More than two decades ago, a team of Brown University researchers set out with an ambitious goal to provide people with paralysis a revolutionary neurotechnology capable of turning thoughts about movement into actual action, using a tiny device that would one day be implanted in the surface of the brain.
Their work led to an ongoing, multi-institution effort to create the BrainGate brain-computer interface, designed to allow clinical trial participants with paralysis to control assistive devices like computers or robotic limbs just by thinking about the action they want to initiate.
Now, after decades of advancements, researchers are getting their best glimpse yet at the safety profile for this promising technology and what it means for long-term use by people affected by neurologic disease or paralysis.
The team’s study, published in Neurology, analyzes more than 17 years of safety data on clinical trials testing the BrainGate technology. The study found a low rate of adverse events associated with the implanted brain-computer interfaces (BCIs) and concluded that the technology should continue to be evaluated for its potential to help people with paralysis regain lost neurologic function.
“In the largest ongoing trial of intracortical brain-computer interfaces, the interim safety profile reported today supports the possibility that these systems may become restorative neurotechnologies for people with paralysis,” says Leigh R. Hochberg ’90, PhD, a professor of engineering and of brain science at Brown and the director of the BrainGate academic consortium that is leading the development and testing of the technology.
BrainGate grew out of fundamental research happening in the late 1990s and early 2000s in the lab of John P. Donoghue PhD’79, the Henry Merritt Wriston Professor of Neuroscience and a professor of engineering at Brown. The new study is an important step for the BrainGate consortium and other BCI research as the current clinical trial enters its 14th year.
“Intracortical brain-computer interfaces have so much promise for restoring communication and mobility,” says Hochberg, who also directs the VA Rehabilitation Research and Development Center for Neurorestoration and Neurotechnology in Providence. “Translating these advances in neural engineering to patient care will depend largely on whether the devices are accompanied by an acceptably low degree of risk.”
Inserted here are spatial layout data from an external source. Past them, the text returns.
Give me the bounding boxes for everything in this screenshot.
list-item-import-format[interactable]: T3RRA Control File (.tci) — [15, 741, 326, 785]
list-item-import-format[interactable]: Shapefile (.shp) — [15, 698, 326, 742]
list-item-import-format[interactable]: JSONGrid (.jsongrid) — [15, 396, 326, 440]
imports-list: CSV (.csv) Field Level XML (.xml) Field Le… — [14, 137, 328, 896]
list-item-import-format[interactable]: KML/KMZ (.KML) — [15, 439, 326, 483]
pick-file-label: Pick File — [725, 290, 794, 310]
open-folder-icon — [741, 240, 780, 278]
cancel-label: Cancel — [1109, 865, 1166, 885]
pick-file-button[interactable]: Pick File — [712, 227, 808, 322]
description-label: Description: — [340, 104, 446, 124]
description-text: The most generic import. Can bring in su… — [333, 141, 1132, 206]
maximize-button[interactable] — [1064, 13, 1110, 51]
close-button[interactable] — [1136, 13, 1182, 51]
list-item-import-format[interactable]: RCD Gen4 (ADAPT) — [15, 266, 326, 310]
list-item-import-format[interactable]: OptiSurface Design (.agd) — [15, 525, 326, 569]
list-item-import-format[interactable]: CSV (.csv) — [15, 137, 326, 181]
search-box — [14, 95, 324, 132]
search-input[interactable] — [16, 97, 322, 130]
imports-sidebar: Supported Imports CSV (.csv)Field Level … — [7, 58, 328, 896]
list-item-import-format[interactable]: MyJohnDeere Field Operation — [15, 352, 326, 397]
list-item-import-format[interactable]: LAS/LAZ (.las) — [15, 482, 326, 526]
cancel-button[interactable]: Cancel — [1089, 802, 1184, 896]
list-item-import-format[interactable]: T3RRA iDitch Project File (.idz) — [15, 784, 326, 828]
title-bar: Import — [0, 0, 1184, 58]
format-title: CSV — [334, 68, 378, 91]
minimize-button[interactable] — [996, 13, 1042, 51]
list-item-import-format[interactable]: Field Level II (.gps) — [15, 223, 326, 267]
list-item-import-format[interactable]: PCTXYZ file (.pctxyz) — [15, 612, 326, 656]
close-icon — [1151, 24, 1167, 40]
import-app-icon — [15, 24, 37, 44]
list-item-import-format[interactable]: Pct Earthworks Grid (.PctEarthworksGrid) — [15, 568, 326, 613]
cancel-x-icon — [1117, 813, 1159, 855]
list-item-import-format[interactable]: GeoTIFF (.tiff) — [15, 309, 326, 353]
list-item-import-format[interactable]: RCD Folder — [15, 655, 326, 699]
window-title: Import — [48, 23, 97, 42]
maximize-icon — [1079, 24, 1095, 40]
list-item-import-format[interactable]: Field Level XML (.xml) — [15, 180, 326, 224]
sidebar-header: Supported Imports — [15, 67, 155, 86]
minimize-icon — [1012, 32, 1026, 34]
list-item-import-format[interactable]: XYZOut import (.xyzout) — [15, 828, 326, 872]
The BrainGate device is a type of BCI that is implanted in a part of the brain that controls limb movement. The microelectrode array—called a “Utah” array—is smaller than a contact lens and is placed into the surface of the motor cortex. It works by detecting neural signals associated with intended movements, sending them out to a small nearby computer that then uses algorithms to translate the signals into movement commands.
The ultimate goal of BrainGate is to restore communication, mobility, and independence for people with tetraplegia. Previous studies by BrainGate researchers have shown that the BCI can enable people to move robotic arms or even move their own paralyzed arm and hand.